The Flashes responded by stifling the entire Youngstown State offense, which shot just 36 percent for the game. Only guard Brianne Kenneally was able to generate any offense as she led the Penguins with 18 points _ 12 of which came in the first half.

"I was open a lot in the first half," said Kenneally, who was 4-of-7 in the first 20 minutes. "They really took away my outside shot in the second half and I didn't get as many good looks at the basket."

Kent State got solid production from its frontcourt, as starters Jamie Rubis and Julie Studer scored 14 points apiece and Jenny Kempf picked up 10 off the bench. Rubis also tied her career high with a team-leading seven rebounds.

Kent State's play in the post caught the Penguins off-guard, and DeGregorio was quick to point to it as a key factor in the outcome.

"The weakest part of Kent's game is their inside game," said DeGregorio. "Today we made them look like All-Americans in there. We didn't expect Studer to be that good and she, Rubis and Kempf pretty much had their way inside."

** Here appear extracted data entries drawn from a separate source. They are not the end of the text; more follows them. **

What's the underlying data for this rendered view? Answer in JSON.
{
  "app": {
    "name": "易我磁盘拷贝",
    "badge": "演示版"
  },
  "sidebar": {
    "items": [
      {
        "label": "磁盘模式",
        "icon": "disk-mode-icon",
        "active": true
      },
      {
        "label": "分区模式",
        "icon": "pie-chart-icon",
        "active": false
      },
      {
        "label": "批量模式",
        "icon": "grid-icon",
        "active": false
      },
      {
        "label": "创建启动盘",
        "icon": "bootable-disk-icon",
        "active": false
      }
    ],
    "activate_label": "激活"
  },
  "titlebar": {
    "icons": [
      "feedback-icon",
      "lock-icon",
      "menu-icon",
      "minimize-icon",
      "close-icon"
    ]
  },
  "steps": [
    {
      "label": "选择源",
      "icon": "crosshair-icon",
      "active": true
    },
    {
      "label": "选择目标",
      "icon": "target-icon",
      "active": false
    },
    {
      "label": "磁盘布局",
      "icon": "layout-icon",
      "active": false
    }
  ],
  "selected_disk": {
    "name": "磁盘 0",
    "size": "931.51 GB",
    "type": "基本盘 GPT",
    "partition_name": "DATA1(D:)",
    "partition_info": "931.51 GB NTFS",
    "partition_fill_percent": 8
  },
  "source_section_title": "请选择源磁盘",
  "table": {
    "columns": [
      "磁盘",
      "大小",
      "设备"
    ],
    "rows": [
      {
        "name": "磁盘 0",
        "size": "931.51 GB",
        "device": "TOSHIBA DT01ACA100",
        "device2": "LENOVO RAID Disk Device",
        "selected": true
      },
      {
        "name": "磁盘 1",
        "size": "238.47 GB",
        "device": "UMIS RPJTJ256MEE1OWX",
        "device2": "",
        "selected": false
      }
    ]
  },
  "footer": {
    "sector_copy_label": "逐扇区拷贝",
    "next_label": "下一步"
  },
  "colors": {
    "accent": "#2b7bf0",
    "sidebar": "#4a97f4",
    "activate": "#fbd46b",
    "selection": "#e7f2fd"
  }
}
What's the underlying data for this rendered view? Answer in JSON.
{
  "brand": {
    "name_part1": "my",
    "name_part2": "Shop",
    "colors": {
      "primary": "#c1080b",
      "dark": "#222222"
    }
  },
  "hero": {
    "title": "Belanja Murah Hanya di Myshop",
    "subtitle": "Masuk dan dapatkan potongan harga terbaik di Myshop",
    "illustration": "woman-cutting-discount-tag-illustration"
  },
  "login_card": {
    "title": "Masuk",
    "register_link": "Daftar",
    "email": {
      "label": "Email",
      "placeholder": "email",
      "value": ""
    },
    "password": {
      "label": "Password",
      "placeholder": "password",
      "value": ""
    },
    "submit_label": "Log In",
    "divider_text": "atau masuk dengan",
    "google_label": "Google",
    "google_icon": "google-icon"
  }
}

Kent State's ability to pound the ball inside and work the low post also resulted in 34 trips to the foul line, where the Flashes converted 29 free throws and shot a blistering 85.3 percent for the game.

Offensively, Nance led the Flashes with 15 points in just 22 minutes of play, while backcourt mate Dawn Zerman scored 13 to go along with a team-high four assists.

"I feel totally different this season," said Nance regarding her level of play. "I feel more confident and I know that defense is what triggers everything. Today, in the second half, I picked up my defense and got in people's faces more."

Kent State will be idle until Dec. 28, when the Flashes travel to the Seelbach Classic in Louisville, Ky. to face Nebraska in the opening game.